Both Mr Paintsil and Mr Ampomah are trustees of the Charity, bringing much needed information and wise counsel to the decision making processes there and in the centre.
Albert Paintsil succeeded the first Director of the centre, Dr Fabian Mork, who kept on working in the centre despite deteriorating health, until his untimely death in February 2010. Mr Mork spent two years, 1994 and 1995 training in Canniesburn hospital, in Scotland and made many friends there. Having helped to establish the service and having been the founder of the centre, he is sadly missed for his gentle good humour and his devotion to the patients under his care.
Tony Laing graduated in Medicine in the UK and continued his post graduate training there for twenty years before returning to his homeland to take up the position of consultant reconstructive plastic surgeon in the centre in 1997. Extensive experience allows him the authority to act as the 'grandfather' of the service.
Dr Lambert Obbeng is senior plastic surgery registrar in the Unit, he has successfully attained the first part of his surgical exams and will sit the final West African College of Surgeons exam in 2012. He is a dedicated plastic surgery trainee and clearly enjoys learning about new ways to improve his patient care. Dr Obbeng is the next Korle Bu Surgeon to receive support with his training from the Charity; in 2012 once he has his WACS qualification, funding is in place to support Dr Obbeng for a year of intensive post-graduate training in reconstructive surgery in South Africa.
With this nucleus of talent, there comes an essential supporting cast of nurses, led by Matron Elizabeth Opoku and her deputy Mercy, looking after the smooth running of the centre, supported by Ethel and her team in theatre and the ward sisters and staff.
An efficient physiotherapy room has recently been established and the Unit’s first therapy appointee Alberta Amissah Rockson who spent six months in Glasgow sharpening her essential therapy skills. It would be pointless to carry out hand surgery (a very important aspect of reconstructive surgery) without skilled physiotherapy follow-up.

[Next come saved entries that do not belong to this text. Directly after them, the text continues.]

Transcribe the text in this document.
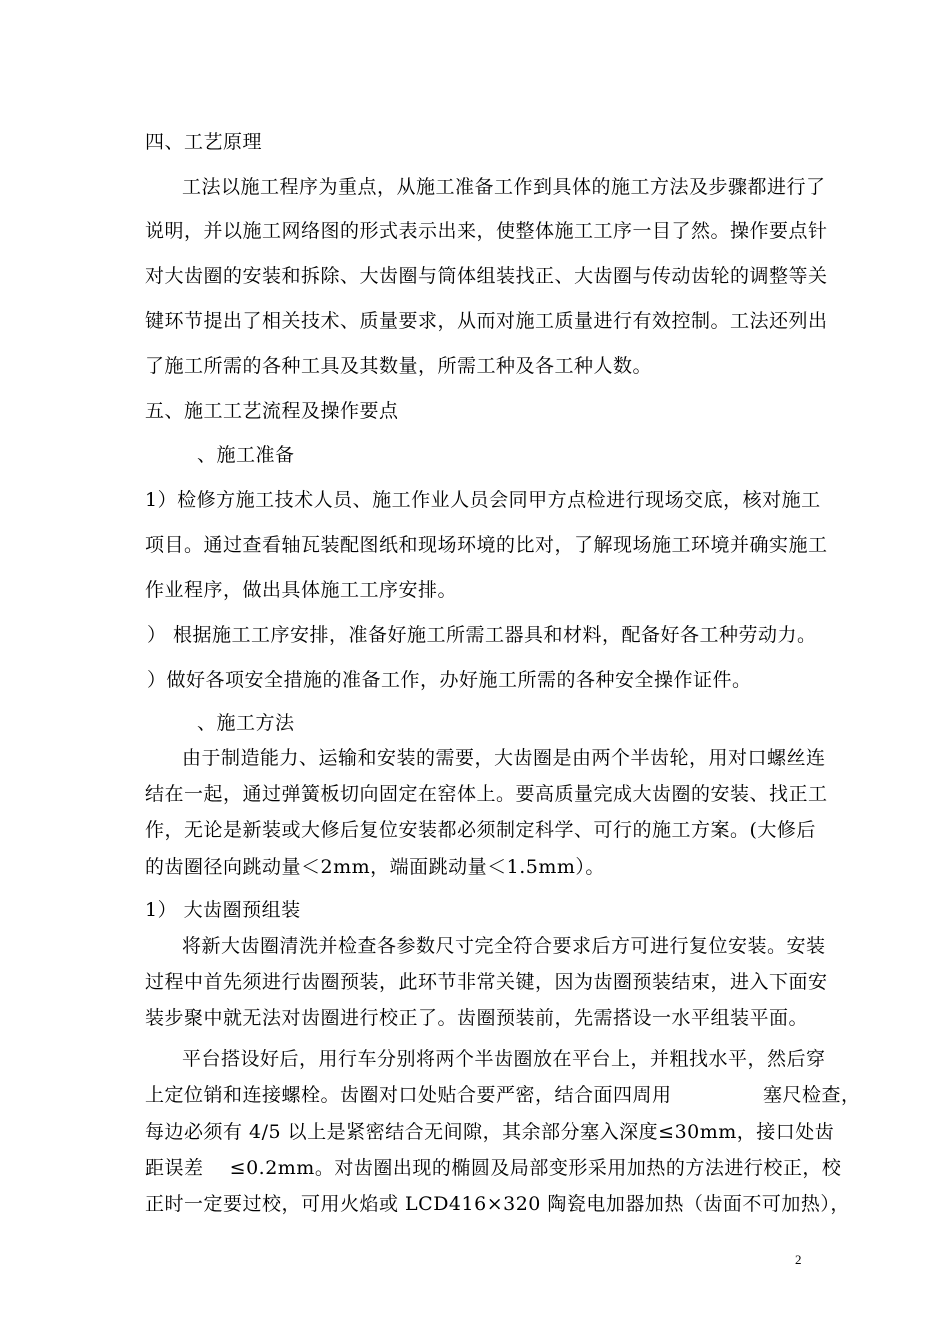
四、工艺原理
工法以施工程序为重点，从施工准备工作到具体的施工方法及步骤都进行了
说明，并以施工网络图的形式表示出来，使整体施工工序一目了然。操作要点针
对大齿圈的安装和拆除、大齿圈与筒体组装找正、大齿圈与传动齿轮的调整等关
键环节提出了相关技术、质量要求，从而对施工质量进行有效控制。工法还列出
了施工所需的各种工具及其数量，所需工种及各工种人数。
五、施工工艺流程及操作要点
、施工准备
1）检修方施工技术人员、施工作业人员会同甲方点检进行现场交底，核对施工
项目。通过查看轴瓦装配图纸和现场环境的比对，了解现场施工环境并确实施工
作业程序，做出具体施工工序安排。
） 根据施工工序安排，准备好施工所需工器具和材料，配备好各工种劳动力。
）做好各项安全措施的准备工作，办好施工所需的各种安全操作证件。
、施工方法
由于制造能力、运输和安装的需要，大齿圈是由两个半齿轮，用对口螺丝连
结在一起，通过弹簧板切向固定在窑体上。要高质量完成大齿圈的安装、找正工
作，无论是新装或大修后复位安装都必须制定科学、可行的施工方案。(大修后
的齿圈径向跳动量＜2mm，端面跳动量＜1.5mm）。
1） 大齿圈预组装
将新大齿圈清洗并检查各参数尺寸完全符合要求后方可进行复位安装。安装
过程中首先须进行齿圈预装，此环节非常关键，因为齿圈预装结束，进入下面安
装步聚中就无法对齿圈进行校正了。齿圈预装前，先需搭设一水平组装平面。
平台搭设好后，用行车分别将两个半齿圈放在平台上，并粗找水平，然后穿
上定位销和连接螺栓。齿圈对口处贴合要严密，结合面四周用              塞尺检查，
每边必须有 4/5 以上是紧密结合无间隙，其余部分塞入深度≤30mm，接口处齿
距误差    ≤0.2mm。对齿圈出现的椭圆及局部变形采用加热的方法进行校正，校
正时一定要过校，可用火焰或 LCD416×320 陶瓷电加器加热（齿面不可加热），
2
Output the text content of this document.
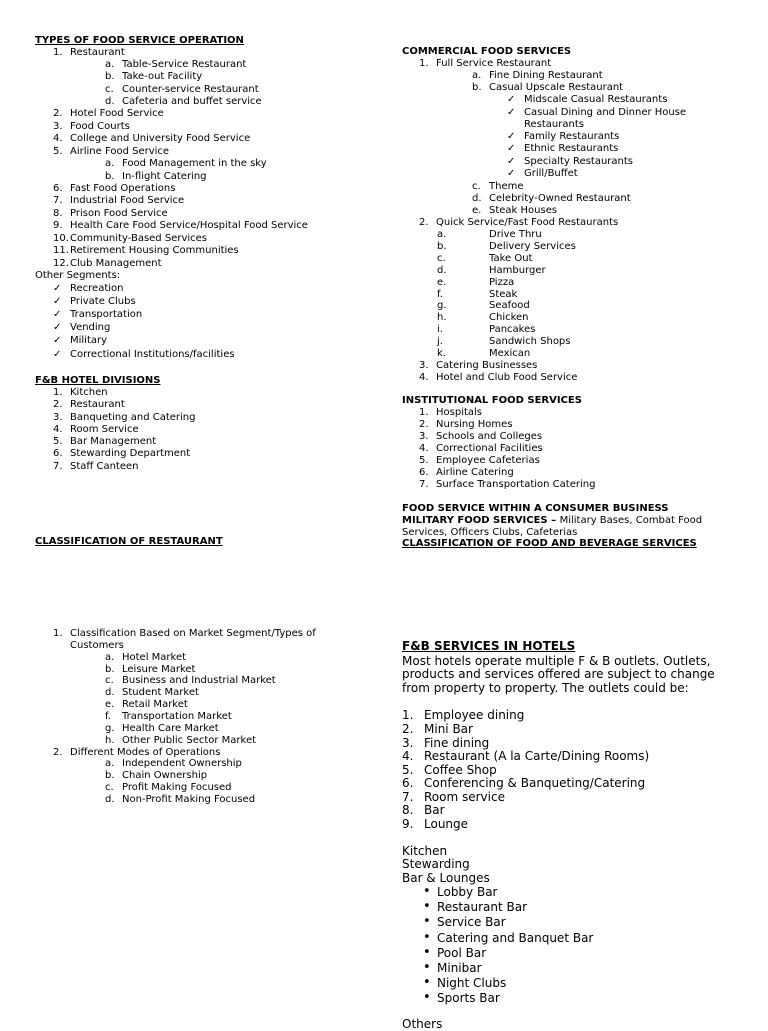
TYPES OF FOOD SERVICE OPERATION
1. Restaurant
a. Table-Service Restaurant
b. Take-out Facility
c. Counter-service Restaurant
d. Cafeteria and buffet service
2. Hotel Food Service
3. Food Courts
4. College and University Food Service
5. Airline Food Service
a. Food Management in the sky
b. In-flight Catering
6. Fast Food Operations
7. Industrial Food Service
8. Prison Food Service
9. Health Care Food Service/Hospital Food Service
10. Community-Based Services
11. Retirement Housing Communities
12. Club Management
Other Segments:
✓ Recreation
✓ Private Clubs
✓ Transportation
✓ Vending
✓ Military
✓ Correctional Institutions/facilities
F&B HOTEL DIVISIONS
1. Kitchen
2. Restaurant
3. Banqueting and Catering
4. Room Service
5. Bar Management
6. Stewarding Department
7. Staff Canteen
CLASSIFICATION OF RESTAURANT
1. Classification Based on Market Segment/Types of
Customers
a. Hotel Market
b. Leisure Market
c. Business and Industrial Market
d. Student Market
e. Retail Market
f. Transportation Market
g. Health Care Market
h. Other Public Sector Market
2. Different Modes of Operations
a. Independent Ownership
b. Chain Ownership
c. Profit Making Focused
d. Non-Profit Making Focused
COMMERCIAL FOOD SERVICES
1. Full Service Restaurant
a. Fine Dining Restaurant
b. Casual Upscale Restaurant
✓ Midscale Casual Restaurants
✓ Casual Dining and Dinner House
Restaurants
✓ Family Restaurants
✓ Ethnic Restaurants
✓ Specialty Restaurants
✓ Grill/Buffet
c. Theme
d. Celebrity-Owned Restaurant
e. Steak Houses
2. Quick Service/Fast Food Restaurants
a.	Drive Thru
b.	Delivery Services
c.	Take Out
d.	Hamburger
e.	Pizza
f.	Steak
g.	Seafood
h.	Chicken
i.	Pancakes
j.	Sandwich Shops
k.	Mexican
3. Catering Businesses
4. Hotel and Club Food Service
INSTITUTIONAL FOOD SERVICES
1. Hospitals
2. Nursing Homes
3. Schools and Colleges
4. Correctional Facilities
5. Employee Cafeterias
6. Airline Catering
7. Surface Transportation Catering
FOOD SERVICE WITHIN A CONSUMER BUSINESS
MILITARY FOOD SERVICES – Military Bases, Combat Food
Services, Officers Clubs, Cafeterias
CLASSIFICATION OF FOOD AND BEVERAGE SERVICES
F&B SERVICES IN HOTELS
Most hotels operate multiple F & B outlets. Outlets,
products and services offered are subject to change
from property to property. The outlets could be:
1. Employee dining
2. Mini Bar
3. Fine dining
4. Restaurant (A la Carte/Dining Rooms)
5. Coffee Shop
6. Conferencing & Banqueting/Catering
7. Room service
8. Bar
9. Lounge
Kitchen
Stewarding
Bar & Lounges
• Lobby Bar
• Restaurant Bar
• Service Bar
• Catering and Banquet Bar
• Pool Bar
• Minibar
• Night Clubs
• Sports Bar
Others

Korle Bu Teaching Hospital
Korle Bu Teaching Hospital is the largest Teaching Hospital in Ghana. It has most specialties represented, with rather well equipped radiology departments, Cardiology and Cardiac Surgery Units and a very up-to-date Surgical Skills Laboratory, which is unique in Sub Saharan Africa and has been brought up to date and maintained by Ethicon Ltd. In this laboratory it is possible for surgeons to train in endoscopic surgery and hopefully from the Reconstructive Surgery Aspect, Microvascular surgery. Ethicon has a long history of sponsoring microsurgical practical courses and it is hope that such a course will become a regular feature in Korle Bu Teaching Hospital.
In addition to doctors, there is a nursing school at the hospital and a physiotherapy school. One of the problems about attracting nurses to work at the hospital has been the high cost of accommodation in Accra. The Charity built a block of flats for the sole use of nursing staff working at the Centre, which has gone a long way towards alleviating that problem.